The world bank president is commenting that the summer of 2012 is providing an "eerie echo" of the pre Lehman panic of 2008. It certainly feels like it. Obviously the Euro has fallen almost 10 big figures since the start of May. Spain is proving to be a supreme cause for concern as the banks and the soverign debt is under tremendous pressure.

The Chinese economic numbers are pointiing to the biggest slowdown in over a decade, as there is some talk of them providing some easing. The US PMI numbers are weakening and I suspect that the unemployment number is going to show less that 100,000 new jobs created, which is the number the market was looking for.

The Bond market has become dsyfunctional. John Mauldin's concept of the "Endgame" appears to continue to play out.

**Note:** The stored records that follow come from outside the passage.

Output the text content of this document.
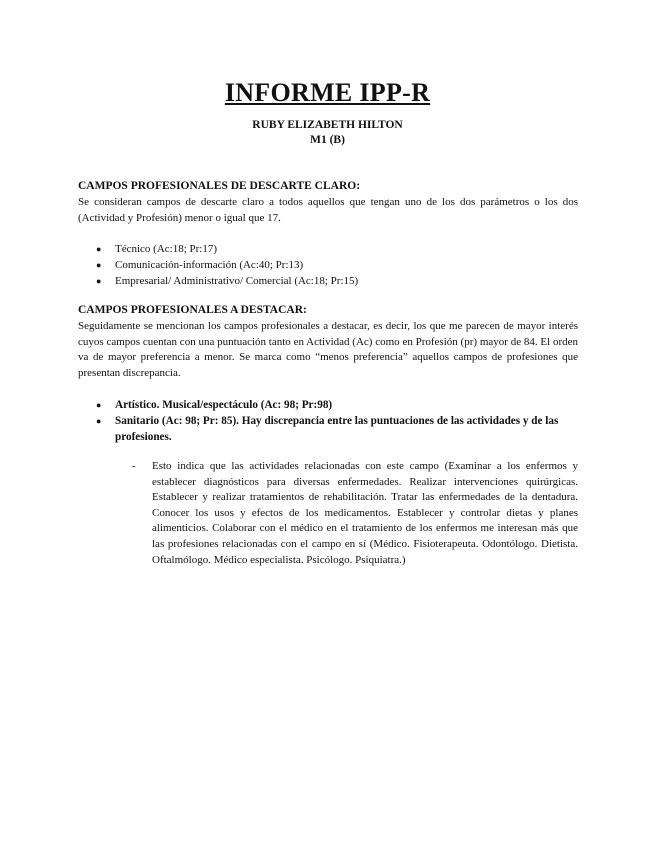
INFORME IPP-R
RUBY ELIZABETH HILTON
M1 (B)
CAMPOS PROFESIONALES DE DESCARTE CLARO:
Se consideran campos de descarte claro a todos aquellos que tengan uno de los dos parámetros o los dos (Actividad y Profesión) menor o igual que 17.
● Técnico (Ac:18; Pr:17)
● Comunicación-información (Ac:40; Pr:13)
● Empresarial/ Administrativo/ Comercial (Ac:18; Pr:15)
CAMPOS PROFESIONALES A DESTACAR:
Seguidamente se mencionan los campos profesionales a destacar, es decir, los que me parecen de mayor interés cuyos campos cuentan con una puntuación tanto en Actividad (Ac) como en Profesión (pr) mayor de 84. El orden va de mayor preferencia a menor. Se marca como “menos preferencia” aquellos campos de profesiones que presentan discrepancia.
● Artístico. Musical/espectáculo (Ac: 98; Pr:98)
● Sanitario (Ac: 98; Pr: 85). Hay discrepancia entre las puntuaciones de las actividades y de las profesiones.
- Esto indica que las actividades relacionadas con este campo (Examinar a los enfermos y establecer diagnósticos para diversas enfermedades. Realizar intervenciones quirúrgicas. Establecer y realizar tratamientos de rehabilitación. Tratar las enfermedades de la dentadura. Conocer los usos y efectos de los medicamentos. Establecer y controlar dietas y planes alimenticios. Colaborar con el médico en el tratamiento de los enfermos me interesan más que las profesiones relacionadas con el campo en sí (Médico. Fisioterapeuta. Odontólogo. Dietista. Oftalmólogo. Médico especialista. Psicólogo. Psiquiatra.)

as quoted from today's bloomberg:

"German Chancellor Angela Merkel was besieged by critics for letting the euro crisis smolder, with the leaders of Italy and the European Central Bank demanding bolder steps to stabilize the 17-nation economy.

Italian Prime Minister Mario Monti and ECB President Mario Draghi pushed Germany to give up its opposition to direct euro- area aid for struggling banks. Monti further antagonized Germany by urging a roadmap to common borrowing. Calling himself a devotee of German-style budgetary rigor, Monti told a Brussels conference yesterday that Merkel’s vision of a stable economy “risks being undermined because of lack of promptness in setting up the necessary instruments to limit the contagion.”

Financial markets offered a snapshot of Europe’s stresses after more than two years of crisis, with the euro close to its weakest in two years against the dollar. German two-year note yields fell below zero today as investors paid for shelter from the market mayhem afflicting Italy and Spain.

Draghi told a European Parliament committee in Brussels that without more aggressive action by policy makers the euro “is being shown now to be unsustainable unless further steps are being undertaken.”

the Facebook debacle and the additional turbulence has frozen the IPO market.

It's not looking good out there in market land. It truly feels very unstable.